Ubiquitous cameras plus AI will change how we understand the world
OpenAI's GPT-4V has an impressive ability to understand images.
Last week I wrote about OpenAI releasing GPT-4V, a new version of its flagship language model that has the ability to understand images. A few days later, Microsoft researchers released a fascinating paper exploring some of the model’s many new capabilities.
There was a lot to cover—so much that the report ran for 166 pages. It found that GPT-4V can “read” text, recognize landmarks and everyday objects, understand charts (with some difficulty), and solve visual puzzles.
GPT-4V also has an impressive ability to reason about cause and effect. For example, given a scrambled sequence of five images of someone making sushi, GPT-4V was not only able to recognize what the images showed, it was able to put them in the correct order:
In short, GPT-4V is able to reason about images with the same kind of flexibility ChatGPT shows when reasoning about text. And because OpenAI is selling it as a new capability of ChatGPT, I think a lot of people are going to think about it as mainly a new feature for the chatbot.
But that’s a mistake: the most important uses for image recognition technologies like GPT-4V isn’t chatting with individual users. It’s the ability to glean value from huge databases of images.
Get ready for cameras everywhere
Over the last week, I’ve been listening to Ashley Vance’s new book When the Heavens Went on Sale. Vance wrote my favorite biography of Elon Musk, so when I bought his new book I expected it to be a sequel focusing on the progress of SpaceX since 2015.
But Vance’s book turned out to be more interesting than that: it’s a book about a new crop of rocket and satellite companies that have sprung up in SpaceX’s wake. Companies like Rocket Lab and Astra are building smaller rockets designed to put objects into low-earth orbit—and to do it so cheaply that a single company can afford to fly hundreds of satellites.
One of the first companies to do this was Planet Lab, which began launching satellites in 2013. The company’s satellites photograph every square mile of the planet every day, and Planet sells its constantly updating image database to corporate and government customers.
Still other companies use this data, plus AI software, to provide clients with timely insights about the world. For example, several years ago a company called Orbital Insights figured out that the shadows on floating roof oil tanks could provide an estimate of how much oil was inside the tanks. By monitoring oil tanks around the world, the company could produce daily estimates of global oil inventories. Orbital Insights also estimates the sales of retail stores by counting the number of cars in their parking lots.
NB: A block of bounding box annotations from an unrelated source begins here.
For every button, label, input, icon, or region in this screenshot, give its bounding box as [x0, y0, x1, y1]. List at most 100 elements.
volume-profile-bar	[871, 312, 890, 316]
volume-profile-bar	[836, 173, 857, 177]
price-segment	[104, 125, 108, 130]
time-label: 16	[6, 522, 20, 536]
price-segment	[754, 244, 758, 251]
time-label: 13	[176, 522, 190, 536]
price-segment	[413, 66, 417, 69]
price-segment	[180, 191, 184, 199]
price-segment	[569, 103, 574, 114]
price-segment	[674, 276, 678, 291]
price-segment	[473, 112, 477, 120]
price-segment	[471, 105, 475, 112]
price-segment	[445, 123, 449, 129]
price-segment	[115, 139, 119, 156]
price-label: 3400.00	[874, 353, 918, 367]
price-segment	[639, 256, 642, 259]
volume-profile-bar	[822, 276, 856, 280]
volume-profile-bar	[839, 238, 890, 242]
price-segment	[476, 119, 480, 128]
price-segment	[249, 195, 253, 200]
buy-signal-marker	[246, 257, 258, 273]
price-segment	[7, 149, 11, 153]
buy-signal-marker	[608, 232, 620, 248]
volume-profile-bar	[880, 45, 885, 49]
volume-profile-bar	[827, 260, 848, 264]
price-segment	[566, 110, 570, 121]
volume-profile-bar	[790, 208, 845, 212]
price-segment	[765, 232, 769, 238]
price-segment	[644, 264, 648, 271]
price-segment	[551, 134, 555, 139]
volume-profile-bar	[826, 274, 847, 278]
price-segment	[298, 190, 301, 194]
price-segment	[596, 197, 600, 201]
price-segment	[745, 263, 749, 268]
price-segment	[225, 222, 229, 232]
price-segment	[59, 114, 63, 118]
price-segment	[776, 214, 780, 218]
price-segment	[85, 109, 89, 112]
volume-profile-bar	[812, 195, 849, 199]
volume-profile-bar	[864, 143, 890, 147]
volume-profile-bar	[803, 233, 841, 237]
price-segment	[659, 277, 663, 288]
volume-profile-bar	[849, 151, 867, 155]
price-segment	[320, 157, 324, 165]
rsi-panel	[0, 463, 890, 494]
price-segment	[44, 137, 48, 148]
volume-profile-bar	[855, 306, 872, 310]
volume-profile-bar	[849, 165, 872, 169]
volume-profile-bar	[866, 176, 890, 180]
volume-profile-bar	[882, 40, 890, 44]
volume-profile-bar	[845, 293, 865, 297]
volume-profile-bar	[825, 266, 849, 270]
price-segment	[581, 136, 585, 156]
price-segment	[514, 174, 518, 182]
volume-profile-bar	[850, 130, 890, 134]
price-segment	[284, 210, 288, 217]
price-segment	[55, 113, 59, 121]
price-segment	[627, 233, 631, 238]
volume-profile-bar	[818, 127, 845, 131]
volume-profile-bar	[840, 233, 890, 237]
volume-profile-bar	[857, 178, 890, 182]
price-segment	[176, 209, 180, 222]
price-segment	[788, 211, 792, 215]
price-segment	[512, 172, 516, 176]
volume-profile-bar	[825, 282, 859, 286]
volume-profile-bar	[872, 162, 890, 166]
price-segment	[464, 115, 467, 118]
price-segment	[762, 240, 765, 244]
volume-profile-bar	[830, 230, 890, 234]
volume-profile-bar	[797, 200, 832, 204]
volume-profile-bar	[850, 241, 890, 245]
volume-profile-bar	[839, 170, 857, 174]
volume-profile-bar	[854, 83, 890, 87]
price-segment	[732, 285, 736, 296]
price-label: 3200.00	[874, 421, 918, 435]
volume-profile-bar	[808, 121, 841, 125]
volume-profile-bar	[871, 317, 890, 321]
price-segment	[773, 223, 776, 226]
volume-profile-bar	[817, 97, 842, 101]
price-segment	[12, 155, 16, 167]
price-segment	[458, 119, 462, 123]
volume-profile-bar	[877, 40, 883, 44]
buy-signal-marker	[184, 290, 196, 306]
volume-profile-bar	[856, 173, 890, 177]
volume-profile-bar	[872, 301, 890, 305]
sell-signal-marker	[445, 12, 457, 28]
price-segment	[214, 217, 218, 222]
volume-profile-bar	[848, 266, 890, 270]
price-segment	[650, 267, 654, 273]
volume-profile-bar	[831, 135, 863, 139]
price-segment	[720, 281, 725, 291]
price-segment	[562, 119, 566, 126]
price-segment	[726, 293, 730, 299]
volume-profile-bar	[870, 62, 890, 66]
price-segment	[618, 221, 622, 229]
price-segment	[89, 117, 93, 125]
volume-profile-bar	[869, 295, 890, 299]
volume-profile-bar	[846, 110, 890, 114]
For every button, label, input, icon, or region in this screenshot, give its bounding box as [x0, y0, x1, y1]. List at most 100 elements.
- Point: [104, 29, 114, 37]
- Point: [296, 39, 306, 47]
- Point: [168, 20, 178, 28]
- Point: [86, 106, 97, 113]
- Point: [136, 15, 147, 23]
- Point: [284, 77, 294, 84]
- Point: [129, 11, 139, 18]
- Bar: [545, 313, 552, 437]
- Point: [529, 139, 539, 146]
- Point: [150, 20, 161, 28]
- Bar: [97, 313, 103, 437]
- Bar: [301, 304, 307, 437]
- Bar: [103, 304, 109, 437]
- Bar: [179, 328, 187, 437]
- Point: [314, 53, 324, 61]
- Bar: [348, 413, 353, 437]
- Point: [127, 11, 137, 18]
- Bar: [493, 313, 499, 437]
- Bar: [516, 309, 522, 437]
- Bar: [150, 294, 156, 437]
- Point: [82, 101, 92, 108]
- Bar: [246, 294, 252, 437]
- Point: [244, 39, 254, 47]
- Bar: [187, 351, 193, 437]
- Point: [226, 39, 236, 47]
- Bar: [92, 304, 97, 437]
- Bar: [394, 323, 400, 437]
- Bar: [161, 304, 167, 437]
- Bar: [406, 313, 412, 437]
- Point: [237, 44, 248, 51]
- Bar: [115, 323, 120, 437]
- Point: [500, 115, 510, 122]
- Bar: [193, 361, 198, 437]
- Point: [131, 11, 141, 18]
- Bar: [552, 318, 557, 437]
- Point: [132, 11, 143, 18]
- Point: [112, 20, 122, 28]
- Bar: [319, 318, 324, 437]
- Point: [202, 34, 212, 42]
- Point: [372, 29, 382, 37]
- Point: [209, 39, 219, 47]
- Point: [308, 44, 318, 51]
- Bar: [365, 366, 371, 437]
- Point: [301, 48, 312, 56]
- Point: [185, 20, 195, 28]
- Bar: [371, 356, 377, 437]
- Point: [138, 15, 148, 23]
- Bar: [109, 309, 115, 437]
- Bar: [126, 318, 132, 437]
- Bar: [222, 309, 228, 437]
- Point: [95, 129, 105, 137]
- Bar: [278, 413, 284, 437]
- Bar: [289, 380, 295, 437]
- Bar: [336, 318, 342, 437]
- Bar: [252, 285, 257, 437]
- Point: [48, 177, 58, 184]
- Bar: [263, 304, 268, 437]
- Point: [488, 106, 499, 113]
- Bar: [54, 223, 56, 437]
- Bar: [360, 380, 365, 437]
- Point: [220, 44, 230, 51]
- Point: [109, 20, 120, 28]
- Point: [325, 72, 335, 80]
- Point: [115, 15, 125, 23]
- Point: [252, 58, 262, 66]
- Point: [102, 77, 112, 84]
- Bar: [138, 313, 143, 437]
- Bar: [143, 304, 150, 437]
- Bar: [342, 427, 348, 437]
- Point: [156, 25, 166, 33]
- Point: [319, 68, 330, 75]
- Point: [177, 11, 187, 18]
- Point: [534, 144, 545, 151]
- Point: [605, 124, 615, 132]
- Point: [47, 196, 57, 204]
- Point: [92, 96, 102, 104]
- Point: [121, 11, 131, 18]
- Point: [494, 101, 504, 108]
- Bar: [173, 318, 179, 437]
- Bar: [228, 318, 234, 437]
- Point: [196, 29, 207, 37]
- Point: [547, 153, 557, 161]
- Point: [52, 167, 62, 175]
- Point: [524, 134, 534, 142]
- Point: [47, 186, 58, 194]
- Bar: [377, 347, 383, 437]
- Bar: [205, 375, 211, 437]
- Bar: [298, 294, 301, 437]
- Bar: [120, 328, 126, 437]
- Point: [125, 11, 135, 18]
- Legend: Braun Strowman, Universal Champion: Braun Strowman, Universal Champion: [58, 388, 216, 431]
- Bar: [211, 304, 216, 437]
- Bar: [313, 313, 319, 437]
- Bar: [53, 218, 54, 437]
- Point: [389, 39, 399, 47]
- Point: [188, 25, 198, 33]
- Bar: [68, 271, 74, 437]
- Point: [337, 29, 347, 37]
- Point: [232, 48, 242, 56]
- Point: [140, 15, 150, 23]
Orbital Insights began doing analysis like this long before the advent of GPT-4V. But models like GPT-4V will make satellite imagery even more valuable. More and more companies, non-profits, and maybe even individuals may be able to combine abundant satellite imagery with powerful image recognition models to gain new insights about the world. That, in turn, will boost demand for more satellite imagery.
And satellites are just one potential source of new images. More and more people are installing “smart doorbells” with cameras on them. In a decade or two, self-driving cars will be ubiquitous in major cities—and every single one will have several cameras on board.
Cameras are already common in factories and warehouses. Better image recognition software will let companies manage these facilities more efficiently—from tracking inventory levels to making sure workers wear safety equipment (and don’t slack off too much). Of course, factory workers might hate this, but the potential economic gains will make the trend difficult to resist.
I’m not going to make any specific predictions about how any of this might play out, but I’m pretty sure it’s going to be important. Until recently, computers needed human help to understand what was in an image. Now computers can glean a ton of actionable information directly from images. And that data can then become an input to other software.
Maybe we need a new batch of privacy legislation to sharply limit who can collect image data and how they can use it. Or maybe we’ll just have to get used to our every action being monitored and logged by AI software—at least when we’re out in public. But either way, it’s something we all need to start thinking about, because it’s going to have an impact on all of our lives.
A world where people live under total surveillance and the sky is blocked out by a million low earth orbit satellites ranks pretty damn high on the dystopian nightmare scale.
"Or maybe we’ll just have to get used to our every action being monitored and logged by AI software—at least when we’re out in public. "
Personally, I think the public is just going to get used to it. This is because well-meaning parents pushed for video cameras in schools to 'keep children safe'. As a result, kids are grew up knowing that they are under surveillance all the time (or at least often) and really don't care, since it is normal. While *I* may think ubiquitous cameras are a bad idea, the next generation of voters will likely shrug.